Nebel liegt über dem Mekong und auch über der Stadt Chiang Khon, als wir morgens um kurz nach sieben aufstehen. Es ist kühl und die feuchte Luft verstärkt diese Kühle noch. In einer Stunde wollen wir uns auf den Weg nach Laos machen. Die Demokratische Volksrepublik Laos ist bereits sichtbar und nur noch durch den Fluss von uns getrennt. Jetzt stellt sich aber die Frage wohin mit dem Motorroller, mit dem wir gestern zwei Stunden lang (gefühlte fünf!!!) von Chiang Rai bis an die laotische Grenze nach Chiang Khon gefahren sind. Die Betreiberin des Gästehauses in dem wir die letzte Nacht verbracht haben, bietet uns an, das Gefährt bei ihr unterzustellen, will aber für diesen Service 150 Bath (mehr als 3 Euro) pro Tag haben. Das ist Wucher und wir lehnen dankend ab.

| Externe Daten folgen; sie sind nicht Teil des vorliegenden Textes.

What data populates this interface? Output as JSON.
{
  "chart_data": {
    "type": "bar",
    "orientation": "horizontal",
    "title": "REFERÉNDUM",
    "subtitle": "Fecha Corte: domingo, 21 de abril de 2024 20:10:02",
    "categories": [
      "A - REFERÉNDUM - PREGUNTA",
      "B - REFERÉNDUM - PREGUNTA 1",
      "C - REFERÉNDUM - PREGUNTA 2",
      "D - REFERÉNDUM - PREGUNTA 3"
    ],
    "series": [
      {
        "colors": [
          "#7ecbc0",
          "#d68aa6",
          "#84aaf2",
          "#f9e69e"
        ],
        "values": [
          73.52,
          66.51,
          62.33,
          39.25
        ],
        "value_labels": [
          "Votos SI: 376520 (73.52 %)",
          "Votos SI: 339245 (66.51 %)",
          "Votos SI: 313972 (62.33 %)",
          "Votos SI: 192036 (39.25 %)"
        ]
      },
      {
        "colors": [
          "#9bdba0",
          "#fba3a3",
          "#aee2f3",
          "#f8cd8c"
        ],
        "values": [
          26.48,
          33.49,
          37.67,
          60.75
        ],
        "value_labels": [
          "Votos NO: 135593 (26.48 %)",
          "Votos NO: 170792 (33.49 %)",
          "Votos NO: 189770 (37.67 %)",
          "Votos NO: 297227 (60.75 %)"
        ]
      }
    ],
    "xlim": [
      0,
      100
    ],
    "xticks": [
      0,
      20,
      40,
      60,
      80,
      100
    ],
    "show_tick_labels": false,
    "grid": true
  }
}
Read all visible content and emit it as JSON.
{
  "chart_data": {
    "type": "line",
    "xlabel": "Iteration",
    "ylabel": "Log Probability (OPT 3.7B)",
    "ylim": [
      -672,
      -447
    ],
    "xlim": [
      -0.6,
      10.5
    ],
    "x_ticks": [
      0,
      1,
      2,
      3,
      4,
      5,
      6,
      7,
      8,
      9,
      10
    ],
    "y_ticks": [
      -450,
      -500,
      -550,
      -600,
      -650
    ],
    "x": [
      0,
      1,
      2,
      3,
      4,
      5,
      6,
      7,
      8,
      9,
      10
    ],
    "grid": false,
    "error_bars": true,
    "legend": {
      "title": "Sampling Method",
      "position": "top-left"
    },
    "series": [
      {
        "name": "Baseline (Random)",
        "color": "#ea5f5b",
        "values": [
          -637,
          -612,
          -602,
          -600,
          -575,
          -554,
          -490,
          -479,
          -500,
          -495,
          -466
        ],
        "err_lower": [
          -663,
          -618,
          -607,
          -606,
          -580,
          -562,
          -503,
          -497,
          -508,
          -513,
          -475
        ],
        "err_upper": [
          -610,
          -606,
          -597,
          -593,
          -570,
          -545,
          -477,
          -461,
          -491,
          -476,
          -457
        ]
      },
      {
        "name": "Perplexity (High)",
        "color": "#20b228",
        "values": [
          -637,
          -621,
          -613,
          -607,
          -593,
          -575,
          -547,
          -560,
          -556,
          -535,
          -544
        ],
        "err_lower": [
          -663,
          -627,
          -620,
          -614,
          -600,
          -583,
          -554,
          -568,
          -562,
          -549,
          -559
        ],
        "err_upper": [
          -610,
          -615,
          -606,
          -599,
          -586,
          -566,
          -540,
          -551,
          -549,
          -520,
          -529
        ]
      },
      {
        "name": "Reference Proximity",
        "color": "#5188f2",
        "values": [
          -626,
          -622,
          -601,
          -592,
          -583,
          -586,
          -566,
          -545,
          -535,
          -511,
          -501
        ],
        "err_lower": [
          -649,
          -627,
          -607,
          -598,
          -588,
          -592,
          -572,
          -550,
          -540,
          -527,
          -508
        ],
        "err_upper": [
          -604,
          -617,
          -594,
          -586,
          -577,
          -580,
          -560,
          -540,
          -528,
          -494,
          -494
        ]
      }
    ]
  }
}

Tenos besonderes Talent auf Menschen zuzugehen erweist sich wie so oft als hilfreich. Dieses Mal ist es ein Polizist, ebenfalls auf einem Motorroller unterwegs, den er kurzerhand anhält und um Rat fragt. Schnell ist geklärt, dass der Roller an andere Stelle für 20 Bath pro Tag sicher geparkt werden kann. Umgehend schwingt sich Teno mit auf den Roller des Polizisten und ich fahre den beiden zum Parkplatz hinterher.
Der kurze Smalltalk mit dem Gesetzeshüter (der ohne Helm unterwegs ist…) bringt dann auch noch einen weiteren Vorteil: Nämlich die Auskunft, dass Teno als Thailänder ebenfalls einen Reisepass für Laos braucht und seine ID-Card (thailändischer Personalausweis) nicht für die Einreise ausreicht. Der Pass ist aber in Chiang Rai und zudem auch noch abgelaufen.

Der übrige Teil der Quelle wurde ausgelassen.